Skip to content
Strings & Binaries

Strings & Binaries

Gab has two string-like types: gab\string and gab\binary. A third type, gab\message, also belongs to this family. All three share their character data in memory — the bytes [ 't', 'r', 'u', 'e' ] are stored once on the heap, shared between the string "true" and the message true:. Converting between these types is therefore a constant-time operation with no allocation.

gab\string

Strings are UTF-8 encoded byte sequences. Single-quoted strings support escape sequences; double-quoted strings do not.

"Hello!"
'\tHello\n'
'Hello \u[2502]'

Because Gab respects UTF-8 encoding, operations that are trivial on raw bytes may be linear-time on strings. Slicing a string at a given index requires scanning from the start, since utf8 codepoints are 1–4 bytes wide.

smiley = '😀'

smiley.len    # => 1  (one codepoint)

Constructing strings:

Strings.make('Ada', ' ', last_name)

'Format a value: $'.sprintf({ name: 'bob' })
# => 'Format a value: { name: bob }'

sprintf replaces each $ in the format string with the corresponding argument, in order.

gab\binary

gab\binary operates on raw bytes with no encoding enforced. Indexing and slicing are constant-time because there are no multi-byte codepoints to account for.

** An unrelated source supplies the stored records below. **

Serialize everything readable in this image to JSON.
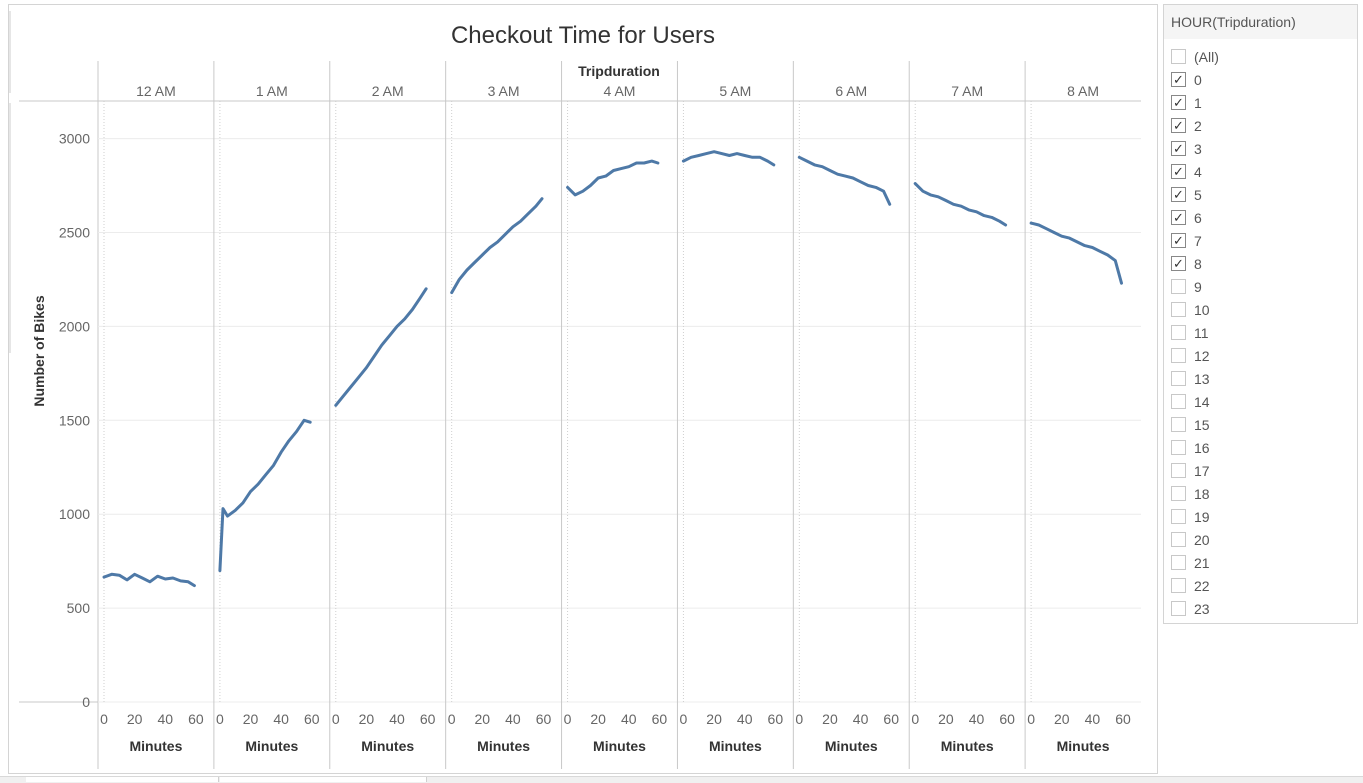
{
  "colors": {
    "line": "#4e79a7",
    "grid": "#ececec",
    "axis": "#c8c8c8"
  },
  "filter": {
    "title": "HOUR(Tripduration)",
    "items": [
      {
        "label": "(All)",
        "checked": false
      },
      {
        "label": "0",
        "checked": true
      },
      {
        "label": "1",
        "checked": true
      },
      {
        "label": "2",
        "checked": true
      },
      {
        "label": "3",
        "checked": true
      },
      {
        "label": "4",
        "checked": true
      },
      {
        "label": "5",
        "checked": true
      },
      {
        "label": "6",
        "checked": true
      },
      {
        "label": "7",
        "checked": true
      },
      {
        "label": "8",
        "checked": true
      },
      {
        "label": "9",
        "checked": false
      },
      {
        "label": "10",
        "checked": false
      },
      {
        "label": "11",
        "checked": false
      },
      {
        "label": "12",
        "checked": false
      },
      {
        "label": "13",
        "checked": false
      },
      {
        "label": "14",
        "checked": false
      },
      {
        "label": "15",
        "checked": false
      },
      {
        "label": "16",
        "checked": false
      },
      {
        "label": "17",
        "checked": false
      },
      {
        "label": "18",
        "checked": false
      },
      {
        "label": "19",
        "checked": false
      },
      {
        "label": "20",
        "checked": false
      },
      {
        "label": "21",
        "checked": false
      },
      {
        "label": "22",
        "checked": false
      },
      {
        "label": "23",
        "checked": false
      }
    ]
  },
  "chart_data": {
    "type": "line",
    "title": "Checkout Time for Users",
    "column_header": "Tripduration",
    "ylabel": "Number of Bikes",
    "xlabel": "Minutes",
    "ylim": [
      0,
      3200
    ],
    "yticks": [
      0,
      500,
      1000,
      1500,
      2000,
      2500,
      3000
    ],
    "xlim": [
      0,
      60
    ],
    "xticks": [
      0,
      20,
      40,
      60
    ],
    "grid": true,
    "panels": [
      {
        "label": "12 AM",
        "x": [
          0,
          5,
          10,
          15,
          20,
          25,
          30,
          35,
          40,
          45,
          50,
          55,
          59
        ],
        "y": [
          665,
          680,
          675,
          650,
          680,
          660,
          640,
          670,
          655,
          660,
          645,
          640,
          620
        ]
      },
      {
        "label": "1 AM",
        "x": [
          0,
          2,
          5,
          10,
          15,
          20,
          25,
          30,
          35,
          40,
          45,
          50,
          55,
          59
        ],
        "y": [
          700,
          1030,
          990,
          1020,
          1060,
          1120,
          1160,
          1210,
          1260,
          1330,
          1390,
          1440,
          1500,
          1490
        ]
      },
      {
        "label": "2 AM",
        "x": [
          0,
          5,
          10,
          15,
          20,
          25,
          30,
          35,
          40,
          45,
          50,
          55,
          59
        ],
        "y": [
          1580,
          1630,
          1680,
          1730,
          1780,
          1840,
          1900,
          1950,
          2000,
          2040,
          2090,
          2150,
          2200
        ]
      },
      {
        "label": "3 AM",
        "x": [
          0,
          5,
          10,
          15,
          20,
          25,
          30,
          35,
          40,
          45,
          50,
          55,
          59
        ],
        "y": [
          2180,
          2250,
          2300,
          2340,
          2380,
          2420,
          2450,
          2490,
          2530,
          2560,
          2600,
          2640,
          2680
        ]
      },
      {
        "label": "4 AM",
        "x": [
          0,
          5,
          10,
          15,
          20,
          25,
          30,
          35,
          40,
          45,
          50,
          55,
          59
        ],
        "y": [
          2740,
          2700,
          2720,
          2750,
          2790,
          2800,
          2830,
          2840,
          2850,
          2870,
          2870,
          2880,
          2870
        ]
      },
      {
        "label": "5 AM",
        "x": [
          0,
          5,
          10,
          15,
          20,
          25,
          30,
          35,
          40,
          45,
          50,
          55,
          59
        ],
        "y": [
          2880,
          2900,
          2910,
          2920,
          2930,
          2920,
          2910,
          2920,
          2910,
          2900,
          2900,
          2880,
          2860
        ]
      },
      {
        "label": "6 AM",
        "x": [
          0,
          5,
          10,
          15,
          20,
          25,
          30,
          35,
          40,
          45,
          50,
          55,
          59
        ],
        "y": [
          2900,
          2880,
          2860,
          2850,
          2830,
          2810,
          2800,
          2790,
          2770,
          2750,
          2740,
          2720,
          2650
        ]
      },
      {
        "label": "7 AM",
        "x": [
          0,
          5,
          10,
          15,
          20,
          25,
          30,
          35,
          40,
          45,
          50,
          55,
          59
        ],
        "y": [
          2760,
          2720,
          2700,
          2690,
          2670,
          2650,
          2640,
          2620,
          2610,
          2590,
          2580,
          2560,
          2540
        ]
      },
      {
        "label": "8 AM",
        "x": [
          0,
          5,
          10,
          15,
          20,
          25,
          30,
          35,
          40,
          45,
          50,
          55,
          59
        ],
        "y": [
          2550,
          2540,
          2520,
          2500,
          2480,
          2470,
          2450,
          2430,
          2420,
          2400,
          2380,
          2350,
          2230
        ]
      }
    ]
  }
}
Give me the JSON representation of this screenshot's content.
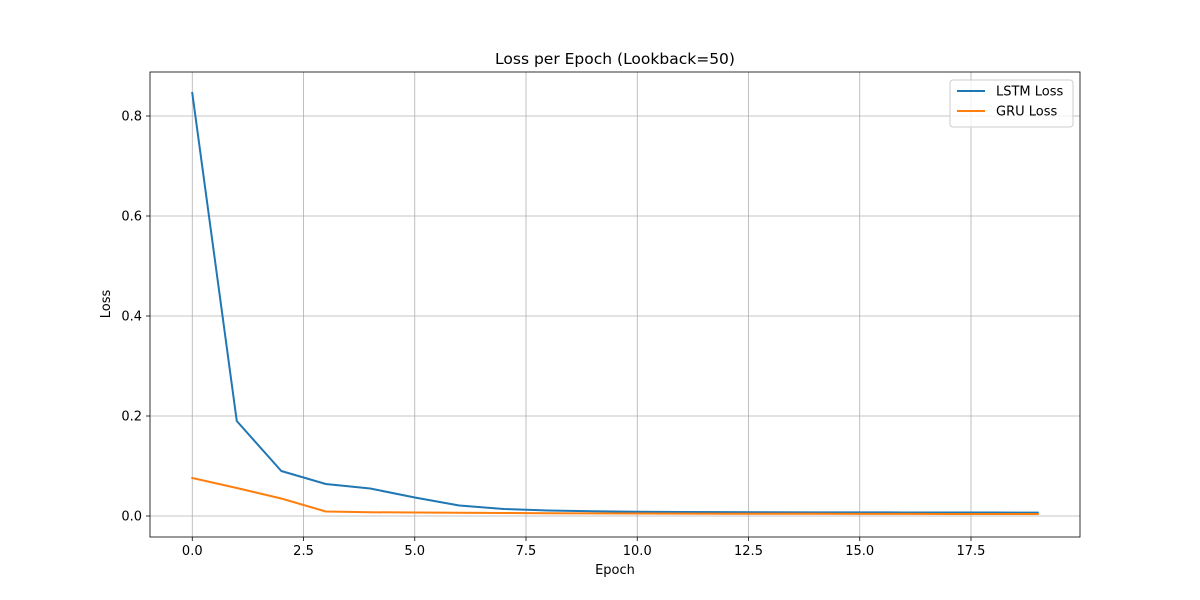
{
  "chart_data": {
    "type": "line",
    "title": "Loss per Epoch (Lookback=50)",
    "xlabel": "Epoch",
    "ylabel": "Loss",
    "xlim": [
      -0.95,
      19.95
    ],
    "ylim": [
      -0.042,
      0.888
    ],
    "xticks": [
      0.0,
      2.5,
      5.0,
      7.5,
      10.0,
      12.5,
      15.0,
      17.5
    ],
    "xtick_labels": [
      "0.0",
      "2.5",
      "5.0",
      "7.5",
      "10.0",
      "12.5",
      "15.0",
      "17.5"
    ],
    "yticks": [
      0.0,
      0.2,
      0.4,
      0.6,
      0.8
    ],
    "ytick_labels": [
      "0.0",
      "0.2",
      "0.4",
      "0.6",
      "0.8"
    ],
    "grid": true,
    "legend_position": "top-right",
    "x": [
      0,
      1,
      2,
      3,
      4,
      5,
      6,
      7,
      8,
      9,
      10,
      11,
      12,
      13,
      14,
      15,
      16,
      17,
      18,
      19
    ],
    "series": [
      {
        "name": "LSTM Loss",
        "color": "#1f77b4",
        "values": [
          0.846,
          0.19,
          0.09,
          0.064,
          0.055,
          0.037,
          0.021,
          0.014,
          0.011,
          0.0095,
          0.0085,
          0.008,
          0.0077,
          0.0075,
          0.0073,
          0.0072,
          0.0071,
          0.007,
          0.0069,
          0.0068
        ]
      },
      {
        "name": "GRU Loss",
        "color": "#ff7f0e",
        "values": [
          0.076,
          0.056,
          0.035,
          0.009,
          0.0075,
          0.007,
          0.0065,
          0.006,
          0.0055,
          0.0052,
          0.005,
          0.0048,
          0.0046,
          0.0045,
          0.0044,
          0.0043,
          0.0042,
          0.0041,
          0.004,
          0.004
        ]
      }
    ]
  }
}
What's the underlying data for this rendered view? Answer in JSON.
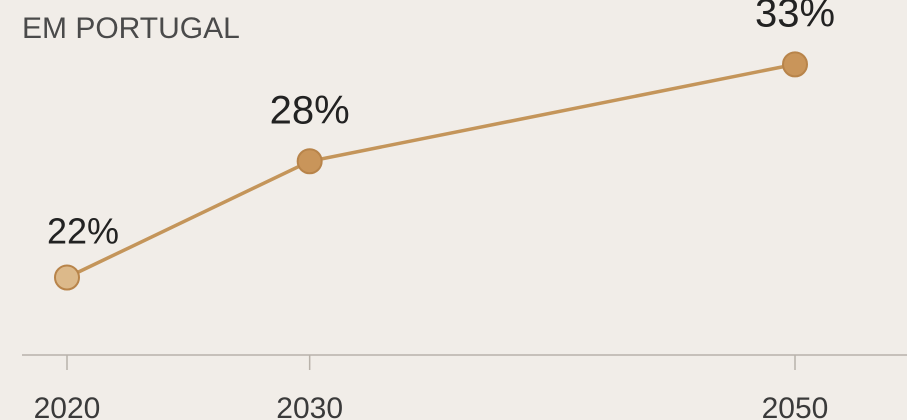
{
  "chart_data": {
    "type": "line",
    "title": "EM PORTUGAL",
    "x": [
      2020,
      2030,
      2050
    ],
    "tick_labels": [
      "2020",
      "2030",
      "2050"
    ],
    "values": [
      22,
      28,
      33
    ],
    "data_labels": [
      "22%",
      "28%",
      "33%"
    ],
    "ylim": [
      18,
      34
    ],
    "grid": false,
    "legend": "none",
    "colors": {
      "line": "#c4955a",
      "marker_fill": "#c9955a",
      "marker_fill_first": "#dcb98a",
      "marker_stroke": "#b8844a",
      "axis": "#b8b2aa",
      "background": "#f1ede8"
    }
  }
}
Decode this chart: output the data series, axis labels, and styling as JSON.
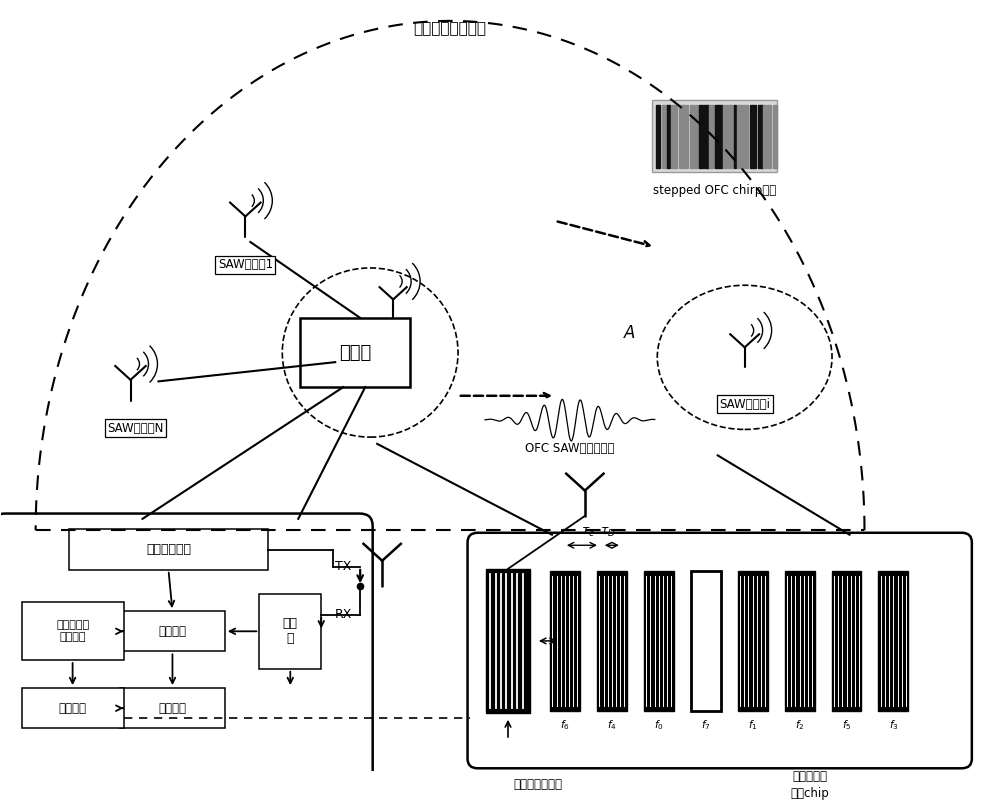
{
  "bg_color": "#ffffff",
  "main_label": "复杂电磁干扰环境",
  "sensor1_label": "SAW传感器1",
  "sensorN_label": "SAW传感器N",
  "sensori_label": "SAW传感器i",
  "reader_label": "阅读器",
  "tx_label": "TX",
  "rx_label": "RX",
  "signal_label": "stepped OFC chirp信号",
  "echo_label": "OFC SAW传感器回波",
  "A_label": "A",
  "upconv_label": "上调频及编码",
  "downconv_label": "下调\n频",
  "correlation_label": "相关运算",
  "multiuser_label": "多用户检测\n（解码）",
  "freqest_label": "频偏估计",
  "tempdet_label": "温度检测",
  "idt_label": "单向叉指换能器",
  "chip_label": "频率正交反\n射栅chip",
  "freq_labels": [
    "f_6",
    "f_4",
    "f_0",
    "f_7",
    "f_1",
    "f_2",
    "f_5",
    "f_3"
  ]
}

There is no literal syntax for binaries. Convert a string with to\b:

smiley     = '😀'
smiley_bin = smiley.to\b

smiley.len      # => 1  (codepoints)
smiley_bin.len  # => 4  (bytes)

Slicing a binary is constant-time:

"This is a string".slice(3, 8)        # Linear — scans from start
"This is a string".to\b.slice(3, 8)   # Constant time — byte offset

Converting a binary back to a string can fail if the bytes are not valid UTF-8:

(status, str) = some_binary.as\s

Shared Memory with gab\message

Because gab\string, gab\binary, and gab\message all share the same underlying character data, converting between them is zero-cost. The string 'true' and the message true: occupy the same bytes — they differ only in their type tag.

'true'.to\m   # => true:   (no allocation)
true:.to\s    # => 'true'  (no allocation)

This design means message values are just as efficient as strings in any context where they appear as keys or identifiers.